Defence Secretary Gavin Williamson: Meteoric rise of the baby-faced assassin
Gavin Williamson's rise through the Cabinet ranks has been nothing short of meteoric.
Having been first elected as the MP for South Staffordshire in 2010, replacing Lord Patrick Cormack, Mr Williamson has undergone a whirlwind ride to the role of Defence Secretary.
The 41-year-old's latest promotion comes just 14 months after he was appointed Chief Whip by Theresa May, who he had backed in the turbulent Conservative leadership campaign that followed David Cameron's resignation in the wake of the EU referendum.
Mr Williamson ran Mrs May's parliamentary campaign, seeing off the challenge of Boris Johnson among others, having previously served as Parliamentary Private Secretary (PPS) to Mr Cameron.
He has been a loyal servant to Mrs May and a central figure in her inner circle. In turn, the Prime Minister has backed his ascent at every step.
Born and raised in Scarborough, North Yorkshire, by Labour-supporting parents, Williamson went to a local comprehensive school and sixth form college before taking a science degree at the University of Bradford.
He worked in the pottery trade and cut his teeth on the shop floor of the factories of Stoke-on-Trent.
There he became known as the 'baby-faced assassin', a nod to his boyish looks and his ability to make tough and often unpopular decisions.
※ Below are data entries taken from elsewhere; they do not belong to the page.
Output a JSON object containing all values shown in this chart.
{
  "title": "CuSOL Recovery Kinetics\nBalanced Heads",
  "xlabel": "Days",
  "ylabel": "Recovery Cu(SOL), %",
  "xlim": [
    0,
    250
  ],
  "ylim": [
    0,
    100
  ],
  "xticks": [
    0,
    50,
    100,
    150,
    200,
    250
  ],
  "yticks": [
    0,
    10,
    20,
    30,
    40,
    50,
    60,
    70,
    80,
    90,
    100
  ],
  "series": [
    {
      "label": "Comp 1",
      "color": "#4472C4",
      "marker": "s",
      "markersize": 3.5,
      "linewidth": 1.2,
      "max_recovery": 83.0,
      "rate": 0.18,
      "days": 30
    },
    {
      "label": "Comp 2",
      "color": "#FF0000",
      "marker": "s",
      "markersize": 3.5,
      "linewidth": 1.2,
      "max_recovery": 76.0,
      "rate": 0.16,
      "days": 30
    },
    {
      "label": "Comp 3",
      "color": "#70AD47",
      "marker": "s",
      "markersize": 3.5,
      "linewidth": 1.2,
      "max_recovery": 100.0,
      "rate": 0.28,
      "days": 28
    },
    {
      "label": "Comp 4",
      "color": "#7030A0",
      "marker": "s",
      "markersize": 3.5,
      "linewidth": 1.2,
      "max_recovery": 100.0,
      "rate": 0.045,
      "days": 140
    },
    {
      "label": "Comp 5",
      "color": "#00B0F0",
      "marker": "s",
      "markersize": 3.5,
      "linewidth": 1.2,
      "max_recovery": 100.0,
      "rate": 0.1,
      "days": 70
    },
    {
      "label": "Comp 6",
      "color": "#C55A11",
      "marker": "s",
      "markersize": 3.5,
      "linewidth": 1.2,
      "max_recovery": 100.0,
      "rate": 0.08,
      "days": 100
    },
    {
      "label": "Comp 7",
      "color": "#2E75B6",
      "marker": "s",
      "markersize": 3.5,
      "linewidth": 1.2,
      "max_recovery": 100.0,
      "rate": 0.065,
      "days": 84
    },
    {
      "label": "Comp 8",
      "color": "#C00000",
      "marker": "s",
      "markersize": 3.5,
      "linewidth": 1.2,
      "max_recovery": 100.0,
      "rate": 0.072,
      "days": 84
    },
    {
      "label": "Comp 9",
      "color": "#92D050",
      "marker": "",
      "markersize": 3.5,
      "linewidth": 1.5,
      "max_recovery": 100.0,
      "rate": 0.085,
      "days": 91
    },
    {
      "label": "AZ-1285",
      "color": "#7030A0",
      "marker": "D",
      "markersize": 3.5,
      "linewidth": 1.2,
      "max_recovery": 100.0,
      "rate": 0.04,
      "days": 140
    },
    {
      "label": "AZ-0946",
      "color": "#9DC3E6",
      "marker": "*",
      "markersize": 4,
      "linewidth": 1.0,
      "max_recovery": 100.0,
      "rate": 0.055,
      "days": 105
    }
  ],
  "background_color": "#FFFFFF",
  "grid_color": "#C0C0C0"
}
Between 2011 and 2013 he held two PPS jobs, firstly to Northern Ireland Minister Hugo Swire, and then to Cannock born Transport Secretary Patrick McLoughlin.
He was still relatively unknown during his time as Mr Cameron's PPS, but all the time in Tory circles he was building a stellar reputation for loyalty and reliability.
The role is often seen as a useful staging post for a backbencher seeking ministerial office, but rarely have holders of the position been elevated quite so swiftly into one of the most senior posts in the Cabinet.
Known to be fiercely ambitious, the double blow of his boss losing the referendum and his subsequent resignation left him feeling 'glum' and unsure of where to turn, he told the Express & Star in an interview in 2016.
But he swiftly regrouped and offered his services as the man Mrs may could trust to propel her into Number 10.
"Everyone told me I was wrong and that she couldn't possibly win, but I sensed the mood of the country. People were looking for someone who is a serious politician who can make tough decisions in challenging times," he said at the time.
"I just knew instinctively that she was the one."
Despite having backed Remain in the EU referendum, he swiftly became an advocate of the 'Brexit means Brexit' mantra, and in doing so gained the respect of colleagues on both sides of the argument.
Eurosceptic Stone MP Bill Cash described him as 'very perceptive' and 'very good at grasping the main issues'.
He will be a hard act to follow in the Whips office, where he has ruled with an iron fist (with a little help from his pet tarantula Cronos).
Highly respected by colleagues - and feared by opponents - Mr Williamson steadied the Tory ship during a period where it could easily have capsized.
He leaves behind an enviable record, having never lost a vote on Government business.
- MORE: Interview: Chief Whip Gavin Williamson MP on his factory worker beginnings and recent promotion
It was his work behind the scenes that led to the relatively smooth passage of Article 50, and he also played a pivotal role in striking the deal with the DUP.
His success in the position flummoxed many outsiders, who could not see how the softy spoken family man who attends his daughter's ballet recitals could be so ruthless in the world of politics.
He gave an insight into his approach to the role during a speech to this year's Conservative Party conference.
Mr Williamson said: "I don't like to use a stick but it is amazing what can be achieved with a sharpened carrot."
Now he has moved into a position where the level of scrutiny on him will be ramped up another notch.
The sex scandal engulfing Parliament is not something that is likely to go away anytime soon.
Questions will be asked about how much Mr Williamson knew about the allegations, and whether he could have informed the Prime Minister sooner.
He succeeds Michael Fallon at the Ministry of Defence at an intensely difficult time.
A bilateral meeting with US Defence Secretary Jim Mattis in on the horizon, while crucial procurement decisions have to be made in the coming months.
His appointment has not gone down well with everyone, but many of his colleagues believe he has the ability to take it all in his stride. West Midlands Tory MP Nadhim Zahawi, said: "He is a very, very clever man who will do a fantastic job."
It is hard to believe that it was only four years ago when he was reprimanded in the House of Commons by Speaker John Bercow, who told the then PPS that his job was to 'fetch and carry notes – no noise required'.
Now Mr Williamson holds one of the most senior positions in Government.